A Palermo gli eventi per celebrare i 30 anni della strage sono iniziati già sabato 16 luglio. Il 19 luglio si terrà anche un corteo da via Cilea a via D’Amelio. Il fratello del giudice, Salvatore Borsellino, invita a partecipare al presidio di ‘Scorta per la Memoria’ “che faremo sotto l’albero di ulivo che mia madre ha voluto piantare, come simbolo di pace e di speranza, nella buca scavata dall’esplosione”. E in un suo messaggio fa anche sapere che “Per noi è la memoria non si riduce ad un solo giorno all’anno, magari sovrapponendo gli anniversari di stragi diverse per lavarsi la coscienza più in fretta, per la Memoria, la Verità e la Giustizia si lotta 365 giorni all’anno e quest’anno, nel trentennale delle stragi, poiché si scateneranno i megafoni della retorica e si alzeranno anche le voci di chi da tempo ha perso il diritto di parlare, mentre si ripetono da parte del CSM gli stessi errori perpetrati a suo tempo con Giovanni Falcone, abbiamo deciso di celebrare il 19 luglio all’insegna del silenzio. Quest’anno non ci saranno né palchi né dibattiti, la nostra giornata di memoria si intitolerà ‘Il Suono del Silenzio’ e poiché niente deve poter rompere questo silenzio, se non la musica”.

Le dichiarazioni

“Onore a loro e a alle donne e agli uomini che hanno fatto e fanno della lotta per la legalità il fulcro della propria esistenza” nel trentesimo anniversario della strage, ha detto oggi il Questore della Camera e deputato di Fratelli d’Italia, Edmondo Cirielli, riferendosi alle vittime della strage. Cirielli ha poi aggiunto: “Cosa nostra ha ucciso Falcone e Borsellino ma indubbiamente non le loro idee e il grande impegno civile contro la criminalità organizzata. Come magistrati, hanno rivoluzionato la lotta alla mafia. Ne hanno ricostruito storia, struttura gerarchica e regole, consentendo di individuare i malavitosi, di processarli e condannarli con sentenze definitive. Cosa nostra non può dirsi certamente sconfitta ma il sacrificio di Falcone e Borsellino ha indiscutibilmente permesso allo Stato negli anni di ridimensionarla fortemente”.
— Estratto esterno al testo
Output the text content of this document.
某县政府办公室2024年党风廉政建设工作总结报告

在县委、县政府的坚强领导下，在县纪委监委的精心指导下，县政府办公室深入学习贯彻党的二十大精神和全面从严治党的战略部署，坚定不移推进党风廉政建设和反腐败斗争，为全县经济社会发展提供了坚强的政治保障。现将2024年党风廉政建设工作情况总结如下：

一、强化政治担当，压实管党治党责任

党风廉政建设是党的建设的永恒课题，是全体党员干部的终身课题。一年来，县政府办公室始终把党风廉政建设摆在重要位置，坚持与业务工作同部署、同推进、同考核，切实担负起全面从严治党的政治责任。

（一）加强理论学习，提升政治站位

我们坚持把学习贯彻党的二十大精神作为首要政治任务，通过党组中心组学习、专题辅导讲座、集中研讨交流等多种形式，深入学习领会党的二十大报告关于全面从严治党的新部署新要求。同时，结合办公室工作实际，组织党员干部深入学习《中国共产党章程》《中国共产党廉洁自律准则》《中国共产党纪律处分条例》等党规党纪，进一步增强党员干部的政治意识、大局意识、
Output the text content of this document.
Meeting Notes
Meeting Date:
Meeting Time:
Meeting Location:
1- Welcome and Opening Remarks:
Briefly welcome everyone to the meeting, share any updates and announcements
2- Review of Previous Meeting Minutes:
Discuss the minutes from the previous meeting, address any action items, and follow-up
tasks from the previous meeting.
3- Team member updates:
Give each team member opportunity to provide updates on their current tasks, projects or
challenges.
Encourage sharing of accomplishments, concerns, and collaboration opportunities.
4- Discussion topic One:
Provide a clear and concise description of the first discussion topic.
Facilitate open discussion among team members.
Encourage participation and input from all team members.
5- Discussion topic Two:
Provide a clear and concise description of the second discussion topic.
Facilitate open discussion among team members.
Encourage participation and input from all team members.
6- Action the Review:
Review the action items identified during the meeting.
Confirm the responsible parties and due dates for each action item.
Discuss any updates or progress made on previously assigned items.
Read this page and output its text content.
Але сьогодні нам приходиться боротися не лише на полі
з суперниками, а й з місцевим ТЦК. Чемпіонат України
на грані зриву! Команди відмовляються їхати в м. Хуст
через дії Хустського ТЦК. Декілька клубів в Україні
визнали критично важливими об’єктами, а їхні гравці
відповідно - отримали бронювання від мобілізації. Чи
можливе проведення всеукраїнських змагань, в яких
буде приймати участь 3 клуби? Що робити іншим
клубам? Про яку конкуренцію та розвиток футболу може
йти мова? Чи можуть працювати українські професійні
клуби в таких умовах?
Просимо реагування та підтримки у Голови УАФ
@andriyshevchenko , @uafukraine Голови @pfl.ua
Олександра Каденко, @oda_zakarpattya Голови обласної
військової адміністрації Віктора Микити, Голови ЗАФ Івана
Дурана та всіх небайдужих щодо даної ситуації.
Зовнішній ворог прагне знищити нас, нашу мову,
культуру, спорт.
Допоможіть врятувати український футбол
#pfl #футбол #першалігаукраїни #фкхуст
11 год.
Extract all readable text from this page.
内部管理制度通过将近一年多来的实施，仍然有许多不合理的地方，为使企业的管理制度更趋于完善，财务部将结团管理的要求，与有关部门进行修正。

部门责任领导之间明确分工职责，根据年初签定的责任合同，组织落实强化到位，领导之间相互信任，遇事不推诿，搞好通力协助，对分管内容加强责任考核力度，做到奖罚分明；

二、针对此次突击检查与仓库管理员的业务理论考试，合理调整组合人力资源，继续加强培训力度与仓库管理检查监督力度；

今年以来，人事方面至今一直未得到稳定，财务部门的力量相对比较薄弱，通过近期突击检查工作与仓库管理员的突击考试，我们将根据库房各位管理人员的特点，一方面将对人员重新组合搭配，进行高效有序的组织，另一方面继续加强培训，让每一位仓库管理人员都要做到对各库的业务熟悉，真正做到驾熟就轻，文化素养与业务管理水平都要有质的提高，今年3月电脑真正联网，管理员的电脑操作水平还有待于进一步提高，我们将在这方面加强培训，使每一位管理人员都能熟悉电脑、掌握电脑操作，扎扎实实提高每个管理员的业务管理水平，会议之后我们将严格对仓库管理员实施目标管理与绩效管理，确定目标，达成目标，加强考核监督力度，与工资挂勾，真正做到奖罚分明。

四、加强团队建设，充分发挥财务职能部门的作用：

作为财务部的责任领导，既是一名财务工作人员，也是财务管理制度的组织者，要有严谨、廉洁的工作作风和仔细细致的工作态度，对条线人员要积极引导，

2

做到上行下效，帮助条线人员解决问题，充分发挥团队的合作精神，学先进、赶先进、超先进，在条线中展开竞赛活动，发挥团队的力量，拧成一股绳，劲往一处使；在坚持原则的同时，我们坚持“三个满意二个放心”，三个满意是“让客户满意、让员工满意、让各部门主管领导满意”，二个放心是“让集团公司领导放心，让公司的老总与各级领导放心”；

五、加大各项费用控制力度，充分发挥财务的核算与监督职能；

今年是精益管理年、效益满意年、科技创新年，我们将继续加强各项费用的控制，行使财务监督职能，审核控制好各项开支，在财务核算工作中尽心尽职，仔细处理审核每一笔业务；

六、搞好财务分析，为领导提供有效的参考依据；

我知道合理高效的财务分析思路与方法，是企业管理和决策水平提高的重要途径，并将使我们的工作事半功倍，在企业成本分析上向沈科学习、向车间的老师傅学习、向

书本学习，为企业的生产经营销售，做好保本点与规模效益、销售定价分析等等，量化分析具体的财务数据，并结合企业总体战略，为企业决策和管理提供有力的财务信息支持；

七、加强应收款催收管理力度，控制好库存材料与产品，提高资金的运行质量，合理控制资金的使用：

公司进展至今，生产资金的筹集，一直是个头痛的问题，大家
La Cgil Palermo, per la giornata di domani dei trent’anni dalla strage di via D’Amelio, ricorda il sacrificio di Paolo Borsellino e degli agenti della sua scorta, con queste parole del segretario Mario Ridulfo e del responsabile Legalità e memoria storica Dino Paternostro: “E’ incredibile che dopo trent’anni la ricerca di verità e di giustizia sulla strage di via D’Amelio debba ancora proseguire e che non ci sia nessun colpevole per uno dei più clamorosi depistaggi della storia d’Italia”.
“Al di là della verità giudiziaria, c’è una verità storica che – aggiungono – dovrà essere approfondita e riletta dopo 30 anni di indagini e piste fasulle, dove si delineano responsabilità morali pesanti, che chiamano in causa anche persone con responsabilità pubbliche, esponenti dello Stato. Tutto questo è insopportabile. Bisogna continuare a cercare non una verità, ma la verità che la gente aspetta. Non si può andare avanti con archiviazione di procedimenti per chiusura di termini e tra ostacoli burocratici che allontanano la consegna della verità”.